Quality-conscious customers require confidence not only in mechanical properties, but in consistency between batches and across borders. Our production line remains tightly monitored with batch traceability, alignment to both international and regional material standards, and open records of physical property targets and field results. We structure exports after regulatory checks and downstream approval runs—whether for strict North American OEMs or high-throughput Asian producers. By holding to in-factory controls and audit trails, we build trust both at home and with far-flung partners who rely on the same lot-to-lot repeatability that our own plant engineers expect. No speculative or third-party blending enters our supply chain. These choices represent the lived reality of staying accountable for what our product delivers after it leaves our dock.
At the manufacturer level, we take seriously reports from buyers and tech line installers whose hands touch the equipment. Products like POM+High Lubricity stay effective because we respond at the line: regular visits to client production floors, feedback sessions with machine operators, and direct communication with design engineers keep us connected. Adjustments to formulation—never for marketing flash, only for measurable field benefit—proceed only after running actual test molds or equipment. This approach, built over years of collaboration, continually sharpens the definition of “high lubricity” standards and adapts to the challenges that fast-moving technology and automation throw our way.
Friction, heat build-up, noise, and premature wear remain stubborn hurdles for plant managers and design teams.
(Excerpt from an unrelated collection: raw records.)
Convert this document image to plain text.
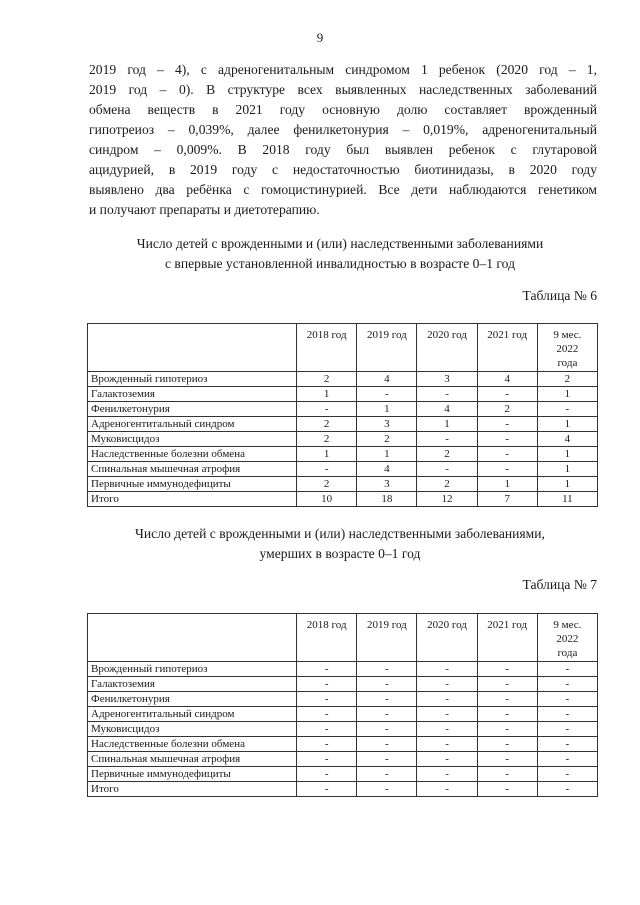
9
2019 год – 4), с адреногенитальным синдромом 1 ребенок (2020 год – 1,
2019 год – 0). В структуре всех выявленных наследственных заболеваний
обмена веществ в 2021 году основную долю составляет врожденный
гипотреиоз – 0,039%, далее фенилкетонурия – 0,019%, адреногенитальный
синдром – 0,009%. В 2018 году был выявлен ребенок с глутаровой
ацидурией, в 2019 году с недостаточностью биотинидазы, в 2020 году
выявлено два ребёнка с гомоцистинурией. Все дети наблюдаются генетиком
и получают препараты и диетотерапию.
Число детей с врожденными и (или) наследственными заболеваниями
с впервые установленной инвалидностью в возрасте 0–1 год
Таблица № 6
	2018 год	2019 год	2020 год	2021 год	9 мес.
2022
года

Врожденный гипотериоз	2	4	3	4	2
Галактоземия	1	-	-	-	1
Фенилкетонурия	-	1	4	2	-
Адреногентитальный синдром	2	3	1	-	1
Муковисцидоз	2	2	-	-	4
Наследственные болезни обмена	1	1	2	-	1
Спинальная мышечная атрофия	-	4	-	-	1
Первичные иммунодефициты	2	3	2	1	1
Итого	10	18	12	7	11
Число детей с врожденными и (или) наследственными заболеваниями,
умерших в возрасте 0–1 год
Таблица № 7
	2018 год	2019 год	2020 год	2021 год	9 мес.
2022
года

Врожденный гипотериоз	-	-	-	-	-
Галактоземия	-	-	-	-	-
Фенилкетонурия	-	-	-	-	-
Адреногентитальный синдром	-	-	-	-	-
Муковисцидоз	-	-	-	-	-
Наследственные болезни обмена	-	-	-	-	-
Спинальная мышечная атрофия	-	-	-	-	-
Первичные иммунодефициты	-	-	-	-	-
Итого	-	-	-	-	-
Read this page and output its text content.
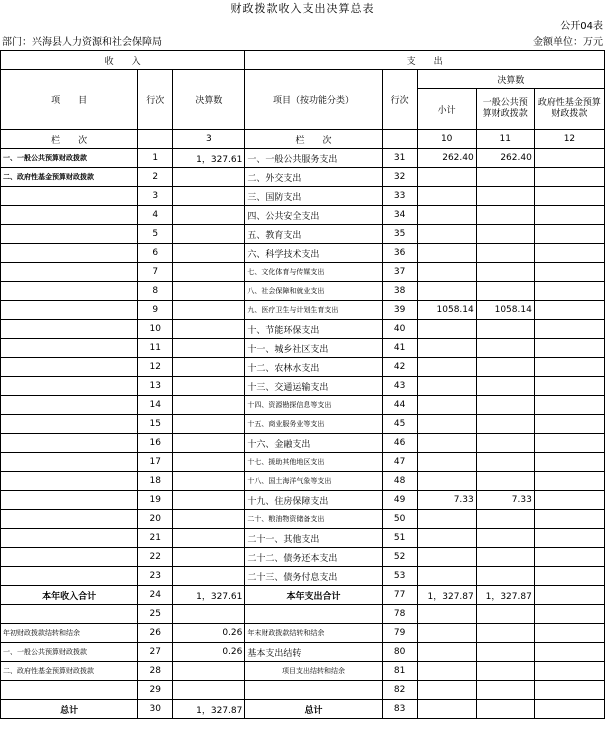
财政拨款收入支出决算总表
公开04表
部门：兴海县人力资源和社会保障局	金额单位：万元
收　　入			支　　出				
项　　目	行次	决算数	项目（按功能分类）	行次	决算数		
					小计	一般公共预算财政拨款	政府性基金预算财政拨款
栏　　次		3	栏　　次		10	11	12
一、一般公共预算财政拨款	1	1，327.61	一、一般公共服务支出	31	262.40	262.40	
二、政府性基金预算财政拨款	2		二、外交支出	32			
	3		三、国防支出	33			
	4		四、公共安全支出	34			
	5		五、教育支出	35			
	6		六、科学技术支出	36			
	7		七、文化体育与传媒支出	37			
	8		八、社会保障和就业支出	38			
	9		九、医疗卫生与计划生育支出	39	1058.14	1058.14	
	10		十、节能环保支出	40			
	11		十一、城乡社区支出	41			
	12		十二、农林水支出	42			
	13		十三、交通运输支出	43			
	14		十四、资源勘探信息等支出	44			
	15		十五、商业服务业等支出	45			
	16		十六、金融支出	46			
	17		十七、援助其他地区支出	47			
	18		十八、国土海洋气象等支出	48			
	19		十九、住房保障支出	49	7.33	7.33	
	20		二十、粮油物资储备支出	50			
	21		二十一、其他支出	51			
	22		二十二、债务还本支出	52			
	23		二十三、债务付息支出	53			
本年收入合计	24	1，327.61	本年支出合计	77	1，327.87	1，327.87	
	25			78			
年初财政拨款结转和结余	26	0.26	年末财政拨款结转和结余	79			
一、一般公共预算财政拨款	27	0.26	基本支出结转	80			
二、政府性基金预算财政拨款	28		项目支出结转和结余	81			
	29			82			
总计	30	1，327.87	总计	83			
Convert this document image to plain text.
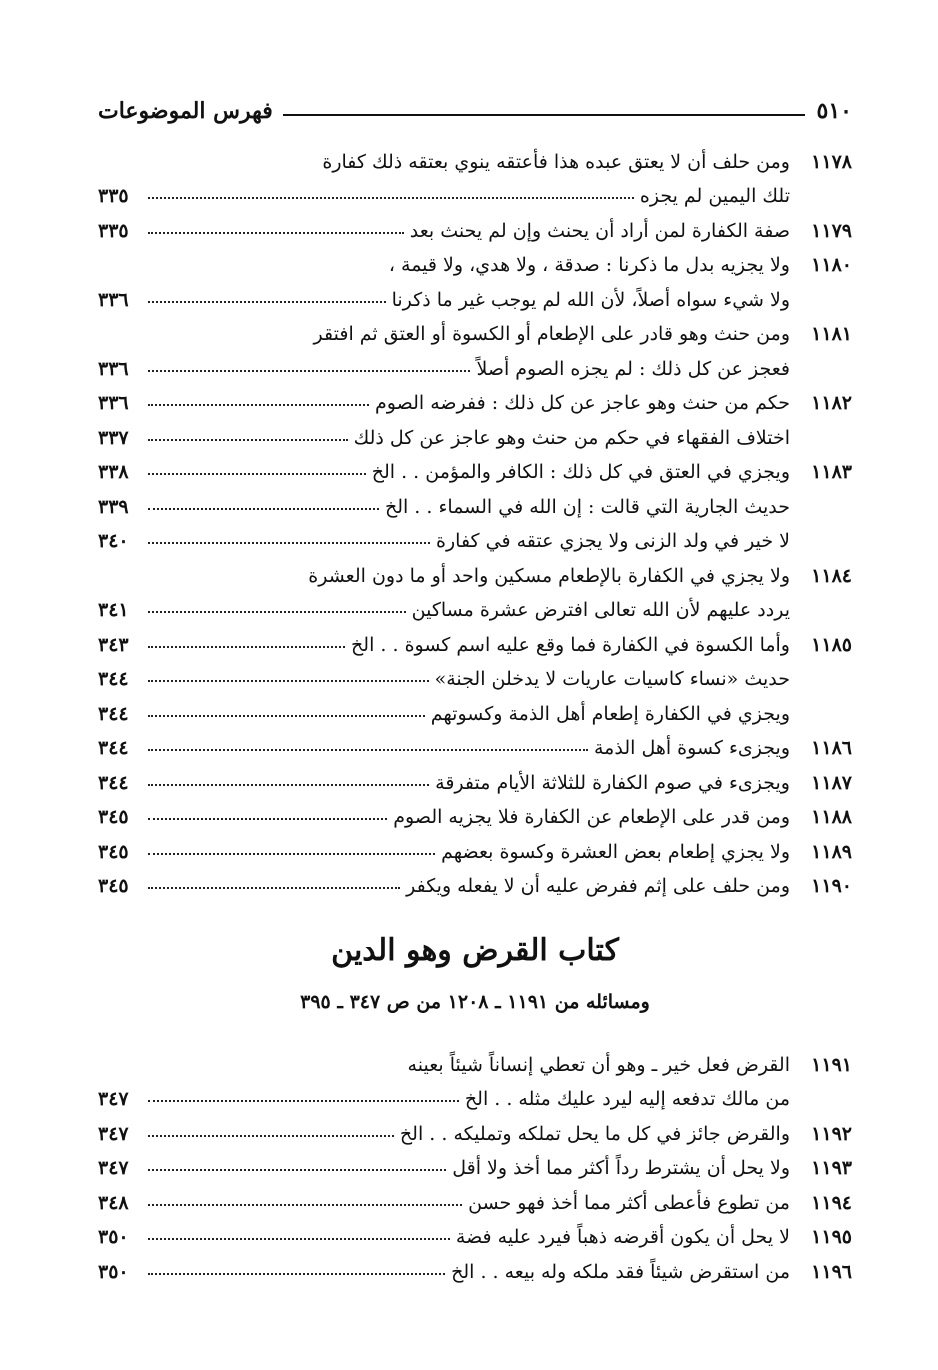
٥١٠
فهرس الموضوعات
١١٧٨
ومن حلف أن لا يعتق عبده هذا فأعتقه ينوي بعتقه ذلك كفارة
تلك اليمين لم يجزه
٣٣٥
١١٧٩
صفة الكفارة لمن أراد أن يحنث وإن لم يحنث بعد
٣٣٥
١١٨٠
ولا يجزيه بدل ما ذكرنا : صدقة ، ولا هدي، ولا قيمة ،
ولا شيء سواه أصلاً، لأن الله لم يوجب غير ما ذكرنا
٣٣٦
١١٨١
ومن حنث وهو قادر على الإطعام أو الكسوة أو العتق ثم افتقر
فعجز عن كل ذلك : لم يجزه الصوم أصلاً
٣٣٦
١١٨٢
حكم من حنث وهو عاجز عن كل ذلك : ففرضه الصوم
٣٣٦
اختلاف الفقهاء في حكم من حنث وهو عاجز عن كل ذلك
٣٣٧
١١٨٣
ويجزي في العتق في كل ذلك : الكافر والمؤمن . . الخ
٣٣٨
حديث الجارية التي قالت : إن الله في السماء . . الخ
٣٣٩
لا خير في ولد الزنى ولا يجزي عتقه في كفارة
٣٤٠
١١٨٤
ولا يجزي في الكفارة بالإطعام مسكين واحد أو ما دون العشرة
يردد عليهم لأن الله تعالى افترض عشرة مساكين
٣٤١
١١٨٥
وأما الكسوة في الكفارة فما وقع عليه اسم كسوة . . الخ
٣٤٣
حديث «نساء كاسيات عاريات لا يدخلن الجنة»
٣٤٤
ويجزي في الكفارة إطعام أهل الذمة وكسوتهم
٣٤٤
١١٨٦
ويجزىء كسوة أهل الذمة
٣٤٤
١١٨٧
ويجزىء في صوم الكفارة للثلاثة الأيام متفرقة
٣٤٤
١١٨٨
ومن قدر على الإطعام عن الكفارة فلا يجزيه الصوم
٣٤٥
١١٨٩
ولا يجزي إطعام بعض العشرة وكسوة بعضهم
٣٤٥
١١٩٠
ومن حلف على إثم ففرض عليه أن لا يفعله ويكفر
٣٤٥
كتاب القرض وهو الدين
ومسائله من ١١٩١ ـ ١٢٠٨ من ص ٣٤٧ ـ ٣٩٥
١١٩١
القرض فعل خير ـ وهو أن تعطي إنساناً شيئاً بعينه
من مالك تدفعه إليه ليرد عليك مثله . . الخ
٣٤٧
١١٩٢
والقرض جائز في كل ما يحل تملكه وتمليكه . . الخ
٣٤٧
١١٩٣
ولا يحل أن يشترط رداً أكثر مما أخذ ولا أقل
٣٤٧
١١٩٤
من تطوع فأعطى أكثر مما أخذ فهو حسن
٣٤٨
١١٩٥
لا يحل أن يكون أقرضه ذهباً فيرد عليه فضة
٣٥٠
١١٩٦
من استقرض شيئاً فقد ملكه وله بيعه . . الخ
٣٥٠
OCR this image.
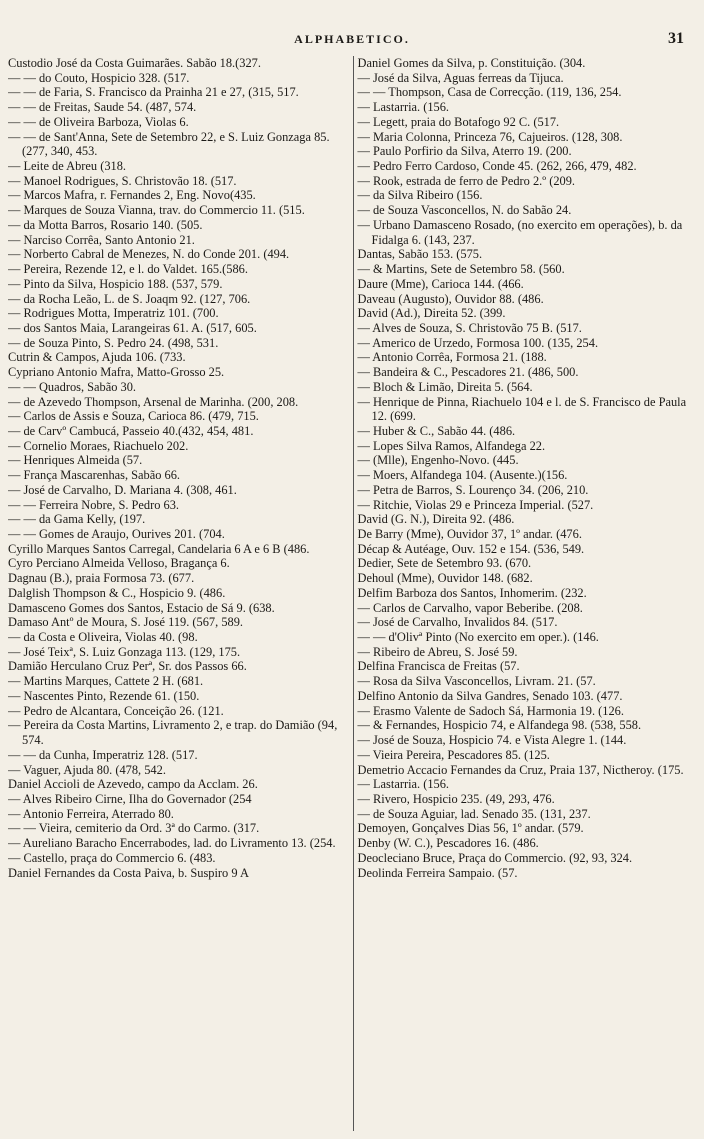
ALPHABETICO.	31

Custodio José da Costa Guimarães. Sabão 18.(327.

— — do Couto, Hospicio 328. (517.

— — de Faria, S. Francisco da Prainha 21 e 27, (315, 517.

— — de Freitas, Saude 54. (487, 574.

— — de Oliveira Barboza, Violas 6.

— — de Sant'Anna, Sete de Setembro 22, e S. Luiz Gonzaga 85. (277, 340, 453.

— Leite de Abreu (318.

— Manoel Rodrigues, S. Christovão 18. (517.

— Marcos Mafra, r. Fernandes 2, Eng. Novo(435.

— Marques de Souza Vianna, trav. do Commercio 11. (515.

— da Motta Barros, Rosario 140. (505.

— Narciso Corrêa, Santo Antonio 21.

— Norberto Cabral de Menezes, N. do Conde 201. (494.

— Pereira, Rezende 12, e l. do Valdet. 165.(586.

— Pinto da Silva, Hospicio 188. (537, 579.

— da Rocha Leão, L. de S. Joaqm 92. (127, 706.

— Rodrigues Motta, Imperatriz 101. (700.

— dos Santos Maia, Larangeiras 61. A. (517, 605.

— de Souza Pinto, S. Pedro 24. (498, 531.

Cutrin & Campos, Ajuda 106. (733.

Cypriano Antonio Mafra, Matto-Grosso 25.

— — Quadros, Sabão 30.

— de Azevedo Thompson, Arsenal de Marinha. (200, 208.

— Carlos de Assis e Souza, Carioca 86. (479, 715.

— de Carvº Cambucá, Passeio 40.(432, 454, 481.

— Cornelio Moraes, Riachuelo 202.

— Henriques Almeida (57.

— França Mascarenhas, Sabão 66.

— José de Carvalho, D. Mariana 4. (308, 461.

— — Ferreira Nobre, S. Pedro 63.

— — da Gama Kelly, (197.

— — Gomes de Araujo, Ourives 201. (704.

Cyrillo Marques Santos Carregal, Candelaria 6 A e 6 B (486.

Cyro Perciano Almeida Velloso, Bragança 6.

Dagnau (B.), praia Formosa 73. (677.

Dalglish Thompson & C., Hospicio 9. (486.

Damasceno Gomes dos Santos, Estacio de Sá 9. (638.

Damaso Antº de Moura, S. José 119. (567, 589.

— da Costa e Oliveira, Violas 40. (98.

— José Teixª, S. Luiz Gonzaga 113. (129, 175.

Damião Herculano Cruz Perª, Sr. dos Passos 66.

— Martins Marques, Cattete 2 H. (681.

— Nascentes Pinto, Rezende 61. (150.

— Pedro de Alcantara, Conceição 26. (121.

— Pereira da Costa Martins, Livramento 2, e trap. do Damião (94, 574.

— — da Cunha, Imperatriz 128. (517.

— Vaguer, Ajuda 80. (478, 542.

Daniel Accioli de Azevedo, campo da Acclam. 26.

— Alves Ribeiro Cirne, Ilha do Governador (254

— Antonio Ferreira, Aterrado 80.

— — Vieira, cemiterio da Ord. 3ª do Carmo. (317.

— Aureliano Baracho Encerrabodes, lad. do Livramento 13. (254.

— Castello, praça do Commercio 6. (483.

Daniel Fernandes da Costa Paiva, b. Suspiro 9 A

Daniel Gomes da Silva, p. Constituição. (304.

— José da Silva, Aguas ferreas da Tijuca.

— — Thompson, Casa de Correcção. (119, 136, 254.

— Lastarria. (156.

— Legett, praia do Botafogo 92 C. (517.

— Maria Colonna, Princeza 76, Cajueiros. (128, 308.

— Paulo Porfirio da Silva, Aterro 19. (200.

— Pedro Ferro Cardoso, Conde 45. (262, 266, 479, 482.

— Rook, estrada de ferro de Pedro 2.º (209.

— da Silva Ribeiro (156.

— de Souza Vasconcellos, N. do Sabão 24.

— Urbano Damasceno Rosado, (no exercito em operações), b. da Fidalga 6. (143, 237.

Dantas, Sabão 153. (575.

— & Martins, Sete de Setembro 58. (560.

Daure (Mme), Carioca 144. (466.

Daveau (Augusto), Ouvidor 88. (486.

David (Ad.), Direita 52. (399.

— Alves de Souza, S. Christovão 75 B. (517.

— Americo de Urzedo, Formosa 100. (135, 254.

— Antonio Corrêa, Formosa 21. (188.

— Bandeira & C., Pescadores 21. (486, 500.

— Bloch & Limão, Direita 5. (564.

— Henrique de Pinna, Riachuelo 104 e l. de S. Francisco de Paula 12. (699.

— Huber & C., Sabão 44. (486.

— Lopes Silva Ramos, Alfandega 22.

— (Mlle), Engenho-Novo. (445.

— Moers, Alfandega 104. (Ausente.)(156.

— Petra de Barros, S. Lourenço 34. (206, 210.

— Ritchie, Violas 29 e Princeza Imperial. (527.

David (G. N.), Direita 92. (486.

De Barry (Mme), Ouvidor 37, 1º andar. (476.

Décap & Autéage, Ouv. 152 e 154. (536, 549.

Dedier, Sete de Setembro 93. (670.

Dehoul (Mme), Ouvidor 148. (682.

Delfim Barboza dos Santos, Inhomerim. (232.

— Carlos de Carvalho, vapor Beberibe. (208.

— José de Carvalho, Invalidos 84. (517.

— — d'Olivª Pinto (No exercito em oper.). (146.

— Ribeiro de Abreu, S. José 59.

Delfina Francisca de Freitas (57.

— Rosa da Silva Vasconcellos, Livram. 21. (57.

Delfino Antonio da Silva Gandres, Senado 103. (477.

— Erasmo Valente de Sadoch Sá, Harmonia 19. (126.

— & Fernandes, Hospicio 74, e Alfandega 98. (538, 558.

— José de Souza, Hospicio 74. e Vista Alegre 1. (144.

— Vieira Pereira, Pescadores 85. (125.

Demetrio Accacio Fernandes da Cruz, Praia 137, Nictheroy. (175.

— Lastarria. (156.

— Rivero, Hospicio 235. (49, 293, 476.

— de Souza Aguiar, lad. Senado 35. (131, 237.

Demoyen, Gonçalves Dias 56, 1º andar. (579.

Denby (W. C.), Pescadores 16. (486.

Deocleciano Bruce, Praça do Commercio. (92, 93, 324.

Deolinda Ferreira Sampaio. (57.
By creating and consistently updating POM+High Lubricity lines, we give real-world production teams a solution tuned to end-user expectations, not just textbook values. Our own learning cycle, stretching from initial batch formulation to post-launch application feedback, has taught us that the right balance of flow, toughness, and built-in lubricity places this material in a different tier compared to generic acetal types. Every adjustment, every process change, starts from a plant-floor issue and ends with materials that not only pass tests but deliver satisfaction in the longest, most demanding production shifts.
The requirements placed on performance plastics keep rising. Equipment speeds accelerate, ambient temperatures fluctuate, and user complaints travel instantly. As market demands evolve, our focus stays on meeting both mechanical reliability and real-life manufacturing needs. Through technical transparency, batch traceability, and ongoing investment in compounding technology, our POM+High Lubricity products continue to lead the way in friction control and part longevity. By keeping ears open to changing plant conditions and hands on the levers of production, we act not as just suppliers, but as partners in delivering smarter, more durable solutions for tomorrow’s moving assemblies.